Ganz unscheinbar wirken manche Figuren. Vermeintlich stehen sie am Rand, aber nur, um alles genau betrachten zu könnten. Der alte Gärtner, den Mercé Rodoreda zum Erzähler ihres Romans „Der Garten über dem Meer“ macht, ist so eine hinreißende Figur: Er hat einen ehrfürchtigen Blick auf die Natur und einen nüchternen auf die Welt seiner Herrschaften, die es in den Sommermonaten aus Barcelona ans Meer zieht. Von dieser Jeunesse dorée der 1920er, 1930er Jahre ist dieser Gärtner so weit entfernt, wie man nur von einer anderen Gesellschaftsschicht entfernt sein kann, doch er ist das Zentrum dieser Sommerresidenz und des Romans; um ihn herum, auf ihn zu oder von ihm weg bewegen sich all die Figuren: Senyoret Francesc und seine Frau Rosamaria, die Dienstboten und die Gäste Eulàlia oder der Künstler Feliu Roca, der in seinen Bildern immer wieder den Zauber des Meers zu bannen sucht – eines verführerischen, anmutigen Meers, dessen Rauschen den Soundtrack des Buchs liefert, dessen Farben eine eigene Atmosphäre schaffen und dessen Gewalt zur tragischen Pointe der Geschichte beiträgt.

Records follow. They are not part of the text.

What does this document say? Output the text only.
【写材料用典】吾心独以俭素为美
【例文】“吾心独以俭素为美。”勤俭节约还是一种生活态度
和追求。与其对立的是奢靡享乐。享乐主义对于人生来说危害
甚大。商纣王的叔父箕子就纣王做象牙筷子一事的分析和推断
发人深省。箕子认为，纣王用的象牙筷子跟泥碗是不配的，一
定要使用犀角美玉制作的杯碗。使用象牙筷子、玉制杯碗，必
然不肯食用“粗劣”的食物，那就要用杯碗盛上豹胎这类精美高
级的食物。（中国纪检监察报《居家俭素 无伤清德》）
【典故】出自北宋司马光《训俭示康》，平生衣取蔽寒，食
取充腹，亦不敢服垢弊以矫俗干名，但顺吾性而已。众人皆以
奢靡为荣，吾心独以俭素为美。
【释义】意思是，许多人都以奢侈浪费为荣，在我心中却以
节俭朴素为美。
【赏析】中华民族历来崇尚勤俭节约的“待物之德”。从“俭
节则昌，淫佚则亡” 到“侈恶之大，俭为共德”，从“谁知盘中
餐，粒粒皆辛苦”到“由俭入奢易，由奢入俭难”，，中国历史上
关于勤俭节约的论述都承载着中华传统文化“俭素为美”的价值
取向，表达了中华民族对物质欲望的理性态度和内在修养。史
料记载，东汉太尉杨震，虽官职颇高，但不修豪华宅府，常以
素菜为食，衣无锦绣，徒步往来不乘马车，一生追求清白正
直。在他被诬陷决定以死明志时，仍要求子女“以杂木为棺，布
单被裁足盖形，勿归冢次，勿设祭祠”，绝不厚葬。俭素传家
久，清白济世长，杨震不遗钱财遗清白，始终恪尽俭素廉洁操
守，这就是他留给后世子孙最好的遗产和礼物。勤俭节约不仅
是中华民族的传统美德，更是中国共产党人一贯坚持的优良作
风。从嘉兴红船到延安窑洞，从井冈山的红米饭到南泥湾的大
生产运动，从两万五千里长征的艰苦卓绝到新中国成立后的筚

Mercè Rodoreda, 1908 in Barcelona geboren und 1983 in Girona gestorben, gilt als wichtigste Autorin katalanischer Sprache des 20. Jahrhunderts. „Der Garten über dem Meer“ aus dem Jahr 1967 könnte man als Nebenwerk betrachten, aber das würde diesem vielschichtigen Buch kaum gerecht. Die Erinnerung, und wie das, was man erinnert, zu deuten ist, wie man mit seinen Erinnerungen haushalten und leben kann – das umspielt Mercè Rodoreda ebenso subtil wie das Verhängnis der Liebe und das Vergehen der Zeit. Der sanftmütige Ton, den sie für ihren alten, im Erinnerungslabyrinth wandelnden Gärtner gefunden hat und der von Kirsten Brandt ins Deutsche gebracht wurde, erscheint von einer lebenserfahrenen Tiefe. Schon auf den ersten Seiten deutet sich an, dass diese traumhafte Umgebung nicht nur eine Kulisse für die unbeschwerten Sommerfreuden verwöhnter Großstadtflüchtlinge ist. Stets liegt schon die Melancholie des Herbstes über der Szenerie: „Sie waren so fröhlich und so jung und so reich […] und hatten alles […] und dann geschahen zwei schlimme Dinge. Einmal sah ich einen Vogel, der sich zum Sterben hingelegt hatte. Er hatte wohl allen Lebensmut verloren. Wie Eugeni.“

Eugeni ist ein aus ärmlichen Verhältnissen stammender, nach Brasilien ausgewanderter junger Mann, der mit seiner Frau und seinem reichen Schwiegervater nach Spanien zurückkehrt und in das Nachbaranwesen von Senyoret Francesc zieht. Langsam offenbart sich seine Vorgeschichte, die eng verschlungen ist mit der seiner Nachbarn: Er nämlich war die große Liebe von Rosamaria, die sich schließlich für den anderen, den wohlhabenden und gefestigten Francesc entschieden hat. Jeder trägt hier eine unglückliche Liebe mit sich herum, ein ungestilltes Verlangen wie die parvenühafte Miranda, oder ein verlorenes Glück wie der Gärtner selbst, dessen Frau Cecília viel zu jung gestorben ist. Inmitten des Gartens Eden verblühen diese Figuren mit ihren je eigenen Geschichten: Gerade noch scheint der Sommer zu beginnen, der Rausch und die Leichtigkeit; und schon im nächsten Moment werden die Schatten der Bäume „lang und traurig“, die Nachmittage „fahl“. Mercè Rodoreda beschreibt die Wechsel der Jahreszeiten und die flüchtigen, sich stetig wandelnden Stimmungen meisterlich, als würde alles nebenbei geschehen, wie in einem Film, in dem unmerklich die Farben der Landschaft sich ändern und damit auch unsere Wahrnehmung der Handlung; die Figuren schweben durch dieses Buch, mehr als dass sie gehen; die Dialoge sind ganz konkret und haben doch oft etwas Träumerisches.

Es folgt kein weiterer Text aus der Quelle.